Institution : une forme établie, lente à évoluer, souvent peu consciente d’elle-même. Elle intègre les changements après coup et transforme en “innovation” ce qui est déjà vécu ailleurs.
Conclusion. Recruter, former, diriger : sur chacun de ces terrains, l’entreprise s’enferme trop souvent dans des modèles étroits. Le recrutement privilégie les filtres plutôt que le flair, oubliant que l’intuition précède toujours les ingénieries coûteuses. La formation applique encore des recettes scolaires, ignorant que l’adulte apprend en résonance avec son vécu. Le leadership, enfin, confond visibilité et vision, quand il devrait incarner la fluidité du réseau et l’inspiration vivante.
Ces trois angles dessinent un même constat : nos organisations valorisent la répétition au détriment de la réceptivité, l’outil au détriment du regard, la posture au détriment de l’inspiration. Or, dans un monde où les savoirs se renouvellent en quelques années, l’expérience n’est plus un capital figé mais une matière à remodeler. Sa valeur ne réside pas seulement dans la durée, mais dans sa capacité à se transformer en intuition, en discernement, en ouverture.

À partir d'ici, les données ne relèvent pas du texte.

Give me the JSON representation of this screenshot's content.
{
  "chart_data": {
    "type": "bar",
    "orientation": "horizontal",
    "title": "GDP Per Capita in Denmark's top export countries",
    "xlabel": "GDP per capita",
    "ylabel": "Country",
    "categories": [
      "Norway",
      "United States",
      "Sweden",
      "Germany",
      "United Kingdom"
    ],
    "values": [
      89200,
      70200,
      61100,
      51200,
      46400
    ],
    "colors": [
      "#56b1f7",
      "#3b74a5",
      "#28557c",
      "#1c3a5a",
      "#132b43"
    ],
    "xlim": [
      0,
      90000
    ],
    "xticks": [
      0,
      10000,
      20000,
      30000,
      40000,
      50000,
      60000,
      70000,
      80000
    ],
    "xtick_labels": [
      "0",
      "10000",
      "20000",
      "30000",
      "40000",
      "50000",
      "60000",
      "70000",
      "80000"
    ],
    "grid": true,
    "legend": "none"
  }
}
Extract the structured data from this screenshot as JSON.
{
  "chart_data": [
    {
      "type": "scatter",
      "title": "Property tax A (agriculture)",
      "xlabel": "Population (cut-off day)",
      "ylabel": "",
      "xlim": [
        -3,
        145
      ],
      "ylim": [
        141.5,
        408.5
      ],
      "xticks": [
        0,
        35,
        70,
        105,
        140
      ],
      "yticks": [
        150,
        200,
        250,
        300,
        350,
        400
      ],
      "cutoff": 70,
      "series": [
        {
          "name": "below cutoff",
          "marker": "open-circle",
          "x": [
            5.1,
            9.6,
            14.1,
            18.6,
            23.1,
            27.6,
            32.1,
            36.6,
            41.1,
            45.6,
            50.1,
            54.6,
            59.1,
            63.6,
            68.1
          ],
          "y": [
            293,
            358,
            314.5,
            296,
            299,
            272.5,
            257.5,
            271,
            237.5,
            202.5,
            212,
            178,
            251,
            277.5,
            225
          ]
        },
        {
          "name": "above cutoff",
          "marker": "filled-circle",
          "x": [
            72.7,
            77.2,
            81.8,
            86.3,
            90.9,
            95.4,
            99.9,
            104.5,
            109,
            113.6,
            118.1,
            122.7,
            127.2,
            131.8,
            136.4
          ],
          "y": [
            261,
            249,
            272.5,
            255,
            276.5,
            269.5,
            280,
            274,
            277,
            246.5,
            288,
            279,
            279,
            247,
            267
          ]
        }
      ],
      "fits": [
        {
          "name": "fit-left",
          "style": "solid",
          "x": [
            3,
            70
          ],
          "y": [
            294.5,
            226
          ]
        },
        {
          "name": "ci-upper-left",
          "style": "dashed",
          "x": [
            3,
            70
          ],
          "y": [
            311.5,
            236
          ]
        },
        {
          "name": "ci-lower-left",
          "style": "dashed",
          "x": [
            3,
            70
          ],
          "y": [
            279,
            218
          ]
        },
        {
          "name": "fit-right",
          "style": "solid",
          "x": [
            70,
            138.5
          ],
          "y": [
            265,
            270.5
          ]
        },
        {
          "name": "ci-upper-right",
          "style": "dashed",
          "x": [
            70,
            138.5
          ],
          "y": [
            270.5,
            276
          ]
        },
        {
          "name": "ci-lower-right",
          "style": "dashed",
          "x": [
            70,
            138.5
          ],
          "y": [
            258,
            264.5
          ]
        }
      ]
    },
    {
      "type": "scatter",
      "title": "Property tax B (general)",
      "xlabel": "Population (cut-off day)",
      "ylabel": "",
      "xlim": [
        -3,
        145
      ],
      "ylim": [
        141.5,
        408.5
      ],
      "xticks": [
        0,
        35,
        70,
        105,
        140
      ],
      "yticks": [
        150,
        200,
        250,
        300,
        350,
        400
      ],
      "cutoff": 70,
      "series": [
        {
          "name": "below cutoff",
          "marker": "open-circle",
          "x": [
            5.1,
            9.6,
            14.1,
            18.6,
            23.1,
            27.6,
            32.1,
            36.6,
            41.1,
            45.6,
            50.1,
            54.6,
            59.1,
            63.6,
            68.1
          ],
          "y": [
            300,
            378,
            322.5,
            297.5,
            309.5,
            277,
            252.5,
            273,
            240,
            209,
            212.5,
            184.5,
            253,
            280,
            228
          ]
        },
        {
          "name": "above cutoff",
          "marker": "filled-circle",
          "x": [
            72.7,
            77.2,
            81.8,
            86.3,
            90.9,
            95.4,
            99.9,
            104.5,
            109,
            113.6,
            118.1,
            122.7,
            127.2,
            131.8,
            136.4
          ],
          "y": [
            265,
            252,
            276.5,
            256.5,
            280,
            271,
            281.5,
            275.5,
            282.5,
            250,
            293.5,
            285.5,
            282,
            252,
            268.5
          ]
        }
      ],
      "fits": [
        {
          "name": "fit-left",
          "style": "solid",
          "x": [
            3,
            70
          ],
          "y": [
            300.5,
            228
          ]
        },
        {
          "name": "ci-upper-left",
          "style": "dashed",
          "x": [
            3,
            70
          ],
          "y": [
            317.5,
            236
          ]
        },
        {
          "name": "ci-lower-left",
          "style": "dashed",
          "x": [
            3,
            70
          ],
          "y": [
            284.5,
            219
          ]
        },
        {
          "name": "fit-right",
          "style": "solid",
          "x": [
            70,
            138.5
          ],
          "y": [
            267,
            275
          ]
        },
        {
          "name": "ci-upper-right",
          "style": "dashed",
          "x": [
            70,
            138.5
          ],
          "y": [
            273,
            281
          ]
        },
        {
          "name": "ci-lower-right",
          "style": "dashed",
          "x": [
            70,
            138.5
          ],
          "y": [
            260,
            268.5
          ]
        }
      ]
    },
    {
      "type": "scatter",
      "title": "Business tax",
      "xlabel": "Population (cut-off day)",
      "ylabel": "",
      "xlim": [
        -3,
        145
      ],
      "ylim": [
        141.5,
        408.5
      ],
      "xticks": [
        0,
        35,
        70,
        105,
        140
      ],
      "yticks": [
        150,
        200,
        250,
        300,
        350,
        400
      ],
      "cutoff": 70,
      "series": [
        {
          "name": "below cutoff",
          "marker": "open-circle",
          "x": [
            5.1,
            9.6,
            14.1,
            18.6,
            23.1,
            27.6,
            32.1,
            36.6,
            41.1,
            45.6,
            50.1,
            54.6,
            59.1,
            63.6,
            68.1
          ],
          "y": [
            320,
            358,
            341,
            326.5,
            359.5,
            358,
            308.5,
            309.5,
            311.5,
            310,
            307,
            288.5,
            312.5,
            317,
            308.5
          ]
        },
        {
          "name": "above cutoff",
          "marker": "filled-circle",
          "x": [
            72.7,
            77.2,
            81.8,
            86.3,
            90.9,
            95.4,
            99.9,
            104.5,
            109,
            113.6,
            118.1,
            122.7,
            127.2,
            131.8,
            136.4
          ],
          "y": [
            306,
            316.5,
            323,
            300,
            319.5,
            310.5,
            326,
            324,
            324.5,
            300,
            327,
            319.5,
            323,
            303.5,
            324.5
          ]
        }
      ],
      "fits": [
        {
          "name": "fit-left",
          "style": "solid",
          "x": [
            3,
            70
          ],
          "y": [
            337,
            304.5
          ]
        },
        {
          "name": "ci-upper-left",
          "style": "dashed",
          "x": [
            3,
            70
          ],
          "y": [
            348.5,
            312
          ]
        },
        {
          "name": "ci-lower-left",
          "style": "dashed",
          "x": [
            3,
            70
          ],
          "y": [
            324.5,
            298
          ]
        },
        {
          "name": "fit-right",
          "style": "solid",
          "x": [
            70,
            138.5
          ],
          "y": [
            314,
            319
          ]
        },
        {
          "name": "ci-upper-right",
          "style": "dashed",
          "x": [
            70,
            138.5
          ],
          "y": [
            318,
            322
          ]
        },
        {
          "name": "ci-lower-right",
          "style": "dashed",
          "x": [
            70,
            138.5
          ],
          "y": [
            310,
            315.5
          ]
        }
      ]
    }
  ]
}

Reconnaître cette relativité de l’expérience n’est pas une menace, mais une chance : celle d’accepter l’humain dans sa pleine plasticité, sa créativité et sa puissance d’adaptation. L’avenir n’est pas d’inventer de nouveaux carcans, mais de créer les conditions où les talents, les apprentissages et les visions peuvent circuler plus librement. C’est là que se trouve, peut-être, le véritable rôle de nos collectifs : non pas contraindre, mais accompagner l’émergence.